Attestation Report of Independent Registered Public Accounting Firm
REPORT OF INDEPENDENT REGISTERED PUBLIC ACCOUNTING FIRM
The Stockholders and Board of Directors
TiVo Inc.:
We have audited management's assessment, included in the Management Report on Internal Control over Financial Reporting, that TiVo Inc. and
subsidiaries (the "Company") maintained effective internal control over financial reporting as of January 31, 2005, based on criteria established in Internal
Control — Integrated Framework issued by the Committee of Sponsoring Organizations of the Treadway Commission (COSO). The Company's management
is responsible for maintaining effective internal control over financial reporting and for its assessment of the effectiveness of internal control over financial
reporting. Our responsibility is to express an opinion on management's assessment and an opinion on the effectiveness of the Company's internal control over
financial reporting based on our audit.
We conducted our audit in accordance with the standards of the Public Company Accounting Oversight Board (United States). Those standards require
that we plan and perform the audit to obtain reasonable assurance about whether effective internal control over financial reporting was maintained in all
material respects. Our audit included obtaining an understanding of internal control over financial reporting, evaluating management's assessment, testing and
evaluating the design and operating effectiveness of internal control, and performing such other procedures as we considered necessary in the circumstances.

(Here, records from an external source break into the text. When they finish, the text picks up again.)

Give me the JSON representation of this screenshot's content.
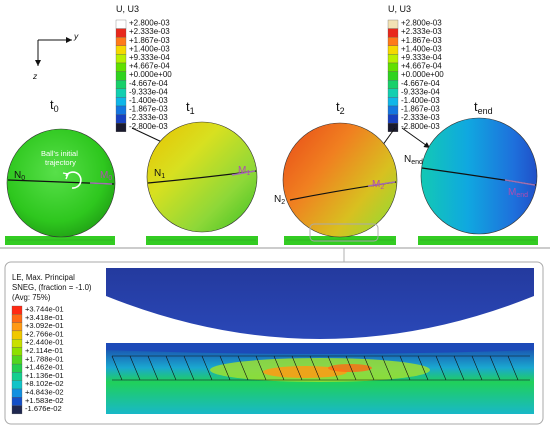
{
  "axes": {
    "y_label": "y",
    "z_label": "z"
  },
  "legend_u3_left": {
    "title": "U, U3",
    "values": [
      "+2.800e-03",
      "+2.333e-03",
      "+1.867e-03",
      "+1.400e-03",
      "+9.333e-04",
      "+4.667e-04",
      "+0.000e+00",
      "-4.667e-04",
      "-9.333e-04",
      "-1.400e-03",
      "-1.867e-03",
      "-2.333e-03",
      "-2.800e-03"
    ],
    "colors": [
      "#ffffff",
      "#e8281c",
      "#ff7a1a",
      "#f5d800",
      "#b8f000",
      "#60e000",
      "#2fd31f",
      "#18d06a",
      "#12cfb0",
      "#0fb6e8",
      "#1476e0",
      "#1840c0",
      "#1a1a2e"
    ]
  },
  "legend_u3_right": {
    "title": "U, U3",
    "values": [
      "+2.800e-03",
      "+2.333e-03",
      "+1.867e-03",
      "+1.400e-03",
      "+9.333e-04",
      "+4.667e-04",
      "+0.000e+00",
      "-4.667e-04",
      "-9.333e-04",
      "-1.400e-03",
      "-1.867e-03",
      "-2.333e-03",
      "-2.800e-03"
    ],
    "colors": [
      "#f2e2b4",
      "#e8281c",
      "#ff7a1a",
      "#f5d800",
      "#b8f000",
      "#60e000",
      "#2fd31f",
      "#18d06a",
      "#12cfb0",
      "#0fb6e8",
      "#1476e0",
      "#1840c0",
      "#1a1a2e"
    ]
  },
  "time_labels": [
    {
      "base": "t",
      "sub": "0"
    },
    {
      "base": "t",
      "sub": "1"
    },
    {
      "base": "t",
      "sub": "2"
    },
    {
      "base": "t",
      "sub": "end"
    }
  ],
  "point_labels": {
    "n0": {
      "base": "N",
      "sub": "0"
    },
    "m0": {
      "base": "M",
      "sub": "0"
    },
    "n1": {
      "base": "N",
      "sub": "1"
    },
    "m1": {
      "base": "M",
      "sub": "1"
    },
    "n2": {
      "base": "N",
      "sub": "2"
    },
    "m2": {
      "base": "M",
      "sub": "2"
    },
    "nend": {
      "base": "N",
      "sub": "end"
    },
    "mend": {
      "base": "M",
      "sub": "end"
    }
  },
  "trajectory_annotation": [
    "Ball's initial",
    "trajectory"
  ],
  "strain_legend": {
    "title": [
      "LE, Max. Principal",
      "SNEG, (fraction = -1.0)",
      "(Avg: 75%)"
    ],
    "values": [
      "+3.744e-01",
      "+3.418e-01",
      "+3.092e-01",
      "+2.766e-01",
      "+2.440e-01",
      "+2.114e-01",
      "+1.788e-01",
      "+1.462e-01",
      "+1.136e-01",
      "+8.102e-02",
      "+4.843e-02",
      "+1.583e-02",
      "-1.676e-02"
    ],
    "colors": [
      "#ff2a14",
      "#ff6a14",
      "#ff9a14",
      "#f0c800",
      "#c8e000",
      "#8ee000",
      "#52d620",
      "#24cf50",
      "#14cf90",
      "#12c4c8",
      "#1290e0",
      "#1450c8",
      "#202850"
    ]
  },
  "colors": {
    "ball_stroke": "#333333",
    "ground": "#33cc22",
    "grid": "#2e9a22",
    "callout_border": "#aaaaaa"
  }
}
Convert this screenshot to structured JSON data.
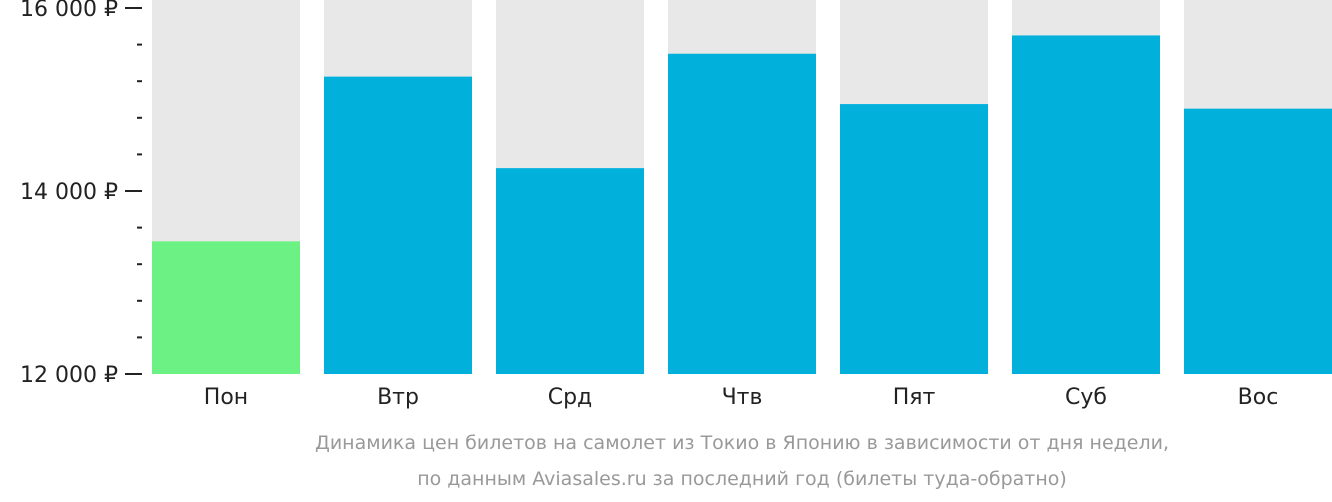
{
  "chart_data": {
    "type": "bar",
    "categories": [
      "Пон",
      "Втр",
      "Срд",
      "Чтв",
      "Пят",
      "Суб",
      "Вос"
    ],
    "values": [
      13450,
      15250,
      14250,
      15500,
      14950,
      15700,
      14900
    ],
    "highlight_index": 0,
    "ylim": [
      12000,
      16000
    ],
    "yticks": [
      12000,
      14000,
      16000
    ],
    "ytick_labels": [
      "12 000 ₽",
      "14 000 ₽",
      "16 000 ₽"
    ],
    "minor_ticks_per_major": 5,
    "title": "",
    "xlabel": "",
    "ylabel": "",
    "colors": {
      "bar": "#02b0dc",
      "highlight": "#6cf184",
      "background_bar": "#e8e8e8"
    }
  },
  "caption": {
    "line1": "Динамика цен билетов на самолет из Токио в Японию в зависимости от дня недели,",
    "line2": "по данным Aviasales.ru за последний год (билеты туда-обратно)"
  }
}
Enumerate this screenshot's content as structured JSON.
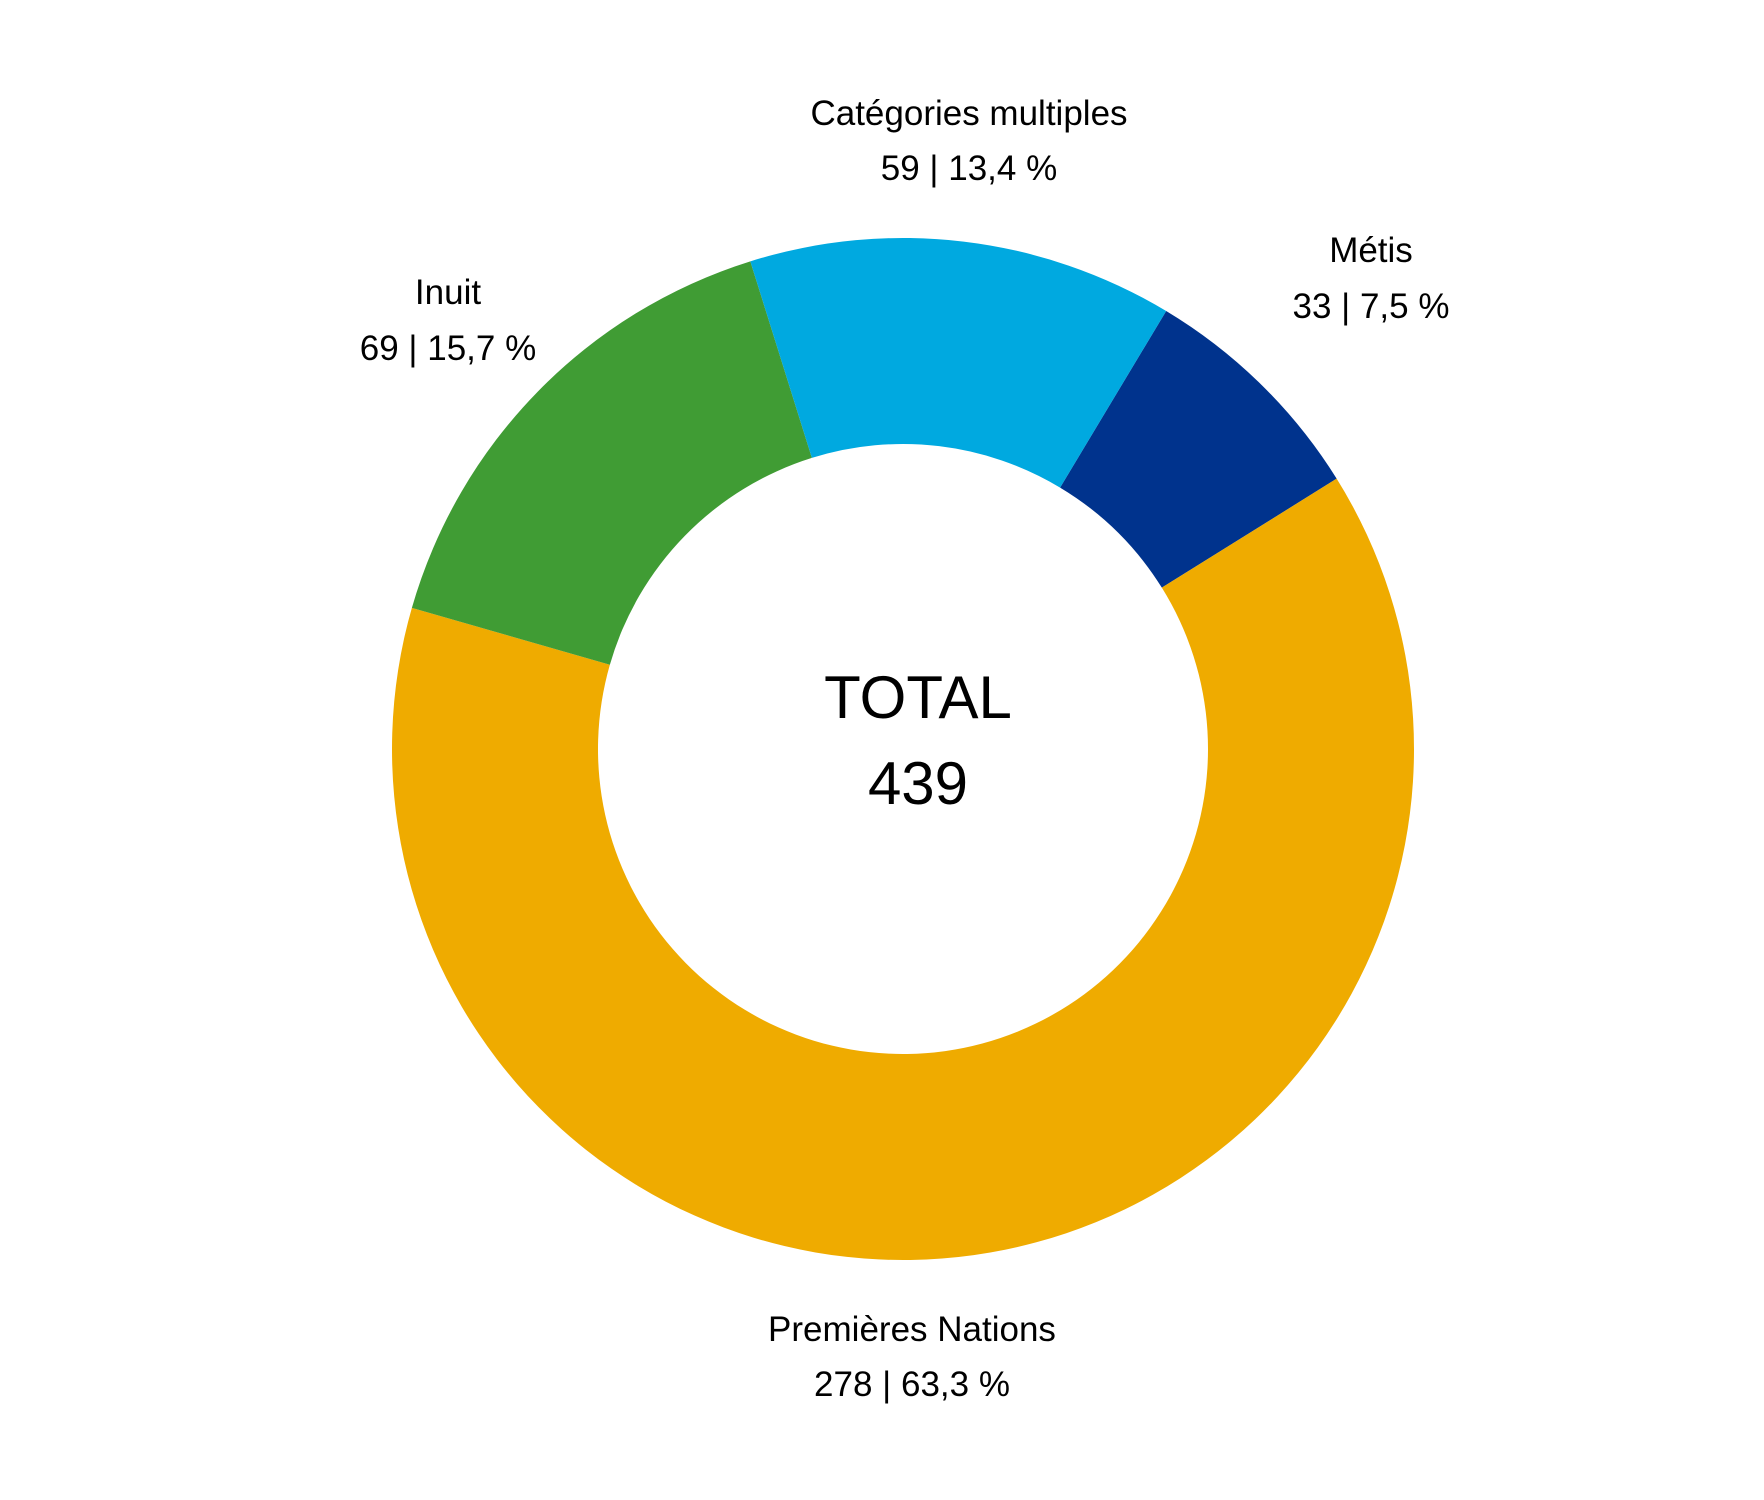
{
  "chart_data": {
    "type": "pie",
    "variant": "donut",
    "center_label": {
      "title": "TOTAL",
      "value": "439"
    },
    "slices": [
      {
        "name": "Métis",
        "value": 33,
        "percent_label": "33 | 7,5 %",
        "color": "#00338D"
      },
      {
        "name": "Premières Nations",
        "value": 278,
        "percent_label": "278 | 63,3 %",
        "color": "#EFAB00"
      },
      {
        "name": "Inuit",
        "value": 69,
        "percent_label": "69 | 15,7 %",
        "color": "#409C34"
      },
      {
        "name": "Catégories multiples",
        "value": 59,
        "percent_label": "59 | 13,4 %",
        "color": "#00A9E0"
      }
    ],
    "legend": "none, labels outside slices"
  }
}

We believe that our audit provides a reasonable basis for our opinion. A company's internal control over financial reporting is a process designed to provide
reasonable assurance regarding the reliability of financial reporting and the preparation of financial statements for external purposes in accordance with
generally accepted accounting principles. A company's internal control over financial reporting includes those policies and procedures that (1) pertain to the
maintenance of records that, in reasonable detail, accurately and fairly reflect the transactions and dispositions of the assets of the company; (2) provide
reasonable assurance that transactions are recorded as necessary to permit preparation of financial statements in accordance with generally accepted
accounting principles, and that receipts and expenditures of the company are being made only in accordance with authorizations of management and directors
of the company; and (3) provide reasonable assurance regarding prevention or timely detection of unauthorized acquisition, use, or disposition of the
company's assets that could have a material effect on the financial statements.
Because of its inherent limitations, internal control over financial reporting may not prevent or detect misstatements. Also, projections of any evaluation
of effectiveness to future periods are subject to the risk that controls may become inadequate because of changes in conditions, or that the degree of
compliance with the policies or procedures may deteriorate.
In our opinion, management's assessment that TiVo Inc. maintained effective internal control over financial reporting as of January 31, 2005, is fairly
stated, in all material respects, based on criteria established in Internal Control — Integrated Framework issued by COSO. Also, in our opinion, TiVo Inc.
maintained, in all material respects, effective internal control over financial reporting as of January 31, 2005, based on criteria established in Internal Control
— Integrated Framework issued by COSO.